Aspirinkb commented 2 years ago

I change the signature and body of the forward function as following:

    @auto_fp16(apply_to=('img', ))
    def forward(self, img, **kwargs):  # img_metas, return_loss=True
        """Calls either :func:`forward_train` or :func:`forward_test` depending
        on whether ``return_loss`` is ``True``.

        Note this setting will change the expected inputs. When
        ``return_loss=True``, img and img_meta are single-nested (i.e. Tensor
        and List[dict]), and when ``resturn_loss=False``, img and img_meta
        should be double nested (i.e.  List[Tensor], List[List[dict]]), with
        the outer list indicating test time augmentations.
        """
        try:
            return_loss = kwargs.pop("return_loss")
            img_metas = kwargs.pop("img_metas")
        except KeyError as e:
            raise Exception(f"Miss params return_loss or img_meats: {e}")
        if return_loss:
            return self.forward_train(img, img_metas, **kwargs)
        else:
            return self.forward_test(img, img_metas, **kwargs)

and export the onnx model. Running by onnxruntime is ok.
But please note that, one should change it back for training models!!!

It is not the correct way to fix the onnx export problem, but I can not do nothing...
Waiting for official bug fix...

AndPuQing commented 2 years ago

Is there any progress on this issue? I have the same problem.
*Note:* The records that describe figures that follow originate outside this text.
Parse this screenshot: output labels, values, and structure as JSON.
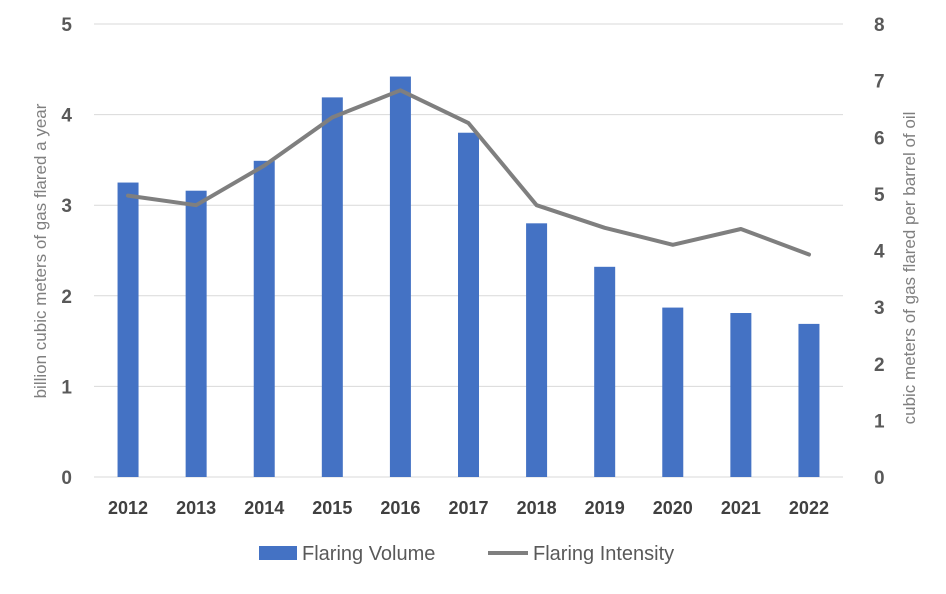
{
  "chart_data": {
    "type": "bar",
    "categories": [
      "2012",
      "2013",
      "2014",
      "2015",
      "2016",
      "2017",
      "2018",
      "2019",
      "2020",
      "2021",
      "2022"
    ],
    "series": [
      {
        "name": "Flaring Volume",
        "type": "bar",
        "axis": "left",
        "color": "#4472C4",
        "values": [
          3.25,
          3.16,
          3.49,
          4.19,
          4.42,
          3.8,
          2.8,
          2.32,
          1.87,
          1.81,
          1.69
        ]
      },
      {
        "name": "Flaring Intensity",
        "type": "line",
        "axis": "right",
        "color": "#7F7F7F",
        "values": [
          4.97,
          4.8,
          5.5,
          6.35,
          6.83,
          6.25,
          4.8,
          4.4,
          4.1,
          4.38,
          3.93
        ]
      }
    ],
    "ylabel": "billion cubic meters of gas flared a year",
    "y2label": "cubic meters of gas flared per barrel of oil",
    "ylim": [
      0,
      5
    ],
    "y2lim": [
      0,
      8
    ],
    "yticks": [
      "0",
      "1",
      "2",
      "3",
      "4",
      "5"
    ],
    "y2ticks": [
      "0",
      "1",
      "2",
      "3",
      "4",
      "5",
      "6",
      "7",
      "8"
    ],
    "grid": true,
    "legend_position": "bottom"
  }
}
RunningLeon commented 2 years ago

something wrong with auto_fp16 and partial the model forward. cc @zhouzaida Could comment out the @auto_fp16 decorator while using pytorch2onnx.py for now. https://github.com/open-mmlab/mmsegmentation/blob/dd42fa8d0125632371a41a87c20485494c973535/mmseg/models/segmentors/base.py#L96

https://github.com/open-mmlab/mmsegmentation/blob/dd42fa8d0125632371a41a87c20485494c973535/tools/pytorch2onnx.py#L170

RunningLeon commented 2 years ago

@Aspirinkb @AndPuQing Hi, could you guys try with mmdeploy? The deployment feature in mmseg would be removed in the future.

AndPuQing commented 2 years ago

I tried mmdeploy and it worked for me.